Alongside state surveillance there, is also money to be made by commercial organisations from using these video tracking technologies as broadly as possible.

Research suggests that data generated by facial tracking technology could be worth $6.5 billion by 2018, as retailers and advertisers gather information about individual and group buying patterns and gain better understanding of our behaviour by watching our emotional reactions.

Advertisers hoover up as much data about us as they can from what we do online, and given the opportunity will they want to track us in equal measure in the real world?

“There certainly seems to be a deterministic perspective that more data is better.

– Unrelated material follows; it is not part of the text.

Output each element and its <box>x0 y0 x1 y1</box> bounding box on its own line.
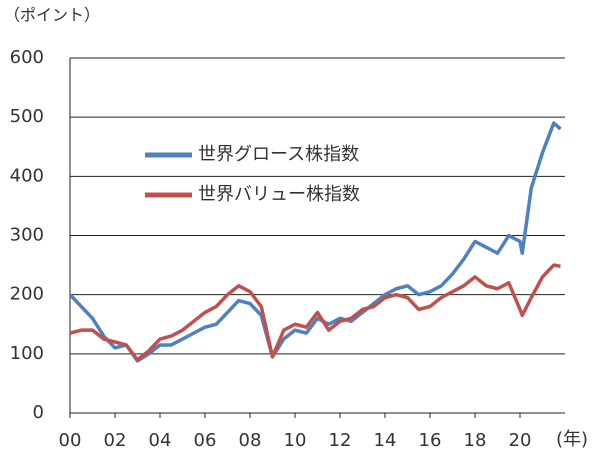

That we can’t go wrong with having a couple of thousand more data points because we’ll only get better,” said Rice.

Accenture posits that legislation will protect people from personal intrusion, at least from commercial bodies.

“Robust privacy laws, like those in Europe and those adopted over the past three years in Asia and Latin America, create a sufficient burden (requiring to provide notice and obtain consent for use of sensitive personal data) to ensure that anonymized data is the only practical answer for most video analytics use cases,” it said in a document Video Analytics and Privacy: A Way Forward.

But Rice thinks it is misguided to unquestioningly accept our privacy will be protected from these new technologies by laws that in some cases were drawn up a decade or more ago. As an example of how outdated some of the safeguards stipulated by privacy laws can be, he pointed to recent examples of anonymity being stripped away from data by combining datasets.

“We have to return to these robust laws that we say we have and ask whether they remain robust in the face of new technology?”